Le langage : Nous ne voyons pas les choses mêmes ; nous nous bornons , le plus souvent , à lire des étiquettes collés sur elles
Le langage est un système de signes grâce auxquels nous nommons les choses. Mais si les mots, selon la formule de Bergson, ne sont que des étiquettes, peuvent-ils exprimer véritablement la réalité ?

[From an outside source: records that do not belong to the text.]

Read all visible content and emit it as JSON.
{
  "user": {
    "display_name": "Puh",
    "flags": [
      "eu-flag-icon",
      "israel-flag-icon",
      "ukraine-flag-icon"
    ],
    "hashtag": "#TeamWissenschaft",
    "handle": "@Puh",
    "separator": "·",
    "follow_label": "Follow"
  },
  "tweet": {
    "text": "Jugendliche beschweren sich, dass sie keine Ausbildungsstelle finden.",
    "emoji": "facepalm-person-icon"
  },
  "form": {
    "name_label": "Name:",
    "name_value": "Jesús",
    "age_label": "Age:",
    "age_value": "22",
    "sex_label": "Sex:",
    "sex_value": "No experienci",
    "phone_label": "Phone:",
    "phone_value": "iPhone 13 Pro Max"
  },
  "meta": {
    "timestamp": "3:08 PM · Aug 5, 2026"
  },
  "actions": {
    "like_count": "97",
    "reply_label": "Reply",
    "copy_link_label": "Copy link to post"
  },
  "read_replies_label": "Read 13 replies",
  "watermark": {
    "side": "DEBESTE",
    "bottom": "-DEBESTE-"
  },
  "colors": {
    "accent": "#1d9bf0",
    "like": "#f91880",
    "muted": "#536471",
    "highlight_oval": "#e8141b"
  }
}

Une langue destinée à refléter le monde devrait accorder un nom propre à chaque chose. Or si c’était le cas, le dictionnaire serait infini et la communication impossible. Aux yeux du philosophe, la raison d’être du langage, plus modeste, est essentiellement instrumentale : permettre la coopération pratique entre les hommes. Par souci d’efficacité, le langage regroupe sous un nom commun une multiplicité de réalités que nous jugeons identiques dès lors qu’elles ont pour nous la même utilité. Ainsi, faute de pouvoir exprimer la diversité des choses, nous les classons selon nos besoins. Mais en contrepartie, le langage se réduit à une collection d’étiquettes qui ne retiennent des choses que leur aspect commun, au prix de leur singularité. À propos d’une femme ou d’un aliment, nous employons indifféremment le verbe « aimer » : s’agit-il pourtant du même sentiment ? Comment comprendre la teneur de notre amour si, pour le définir, nous recourons à un terme aussi impersonnel ?
Parce que les choses ont d’abord été classées en fonction du parti que nous pouvons en tirer, l’organisation du langage finit par faire écran entre la réalité et nous-mêmes. C’est ainsi qu’en simplifiant le monde, nos étiquettes verbales diminuent notre capacité à en percevoir la richesse.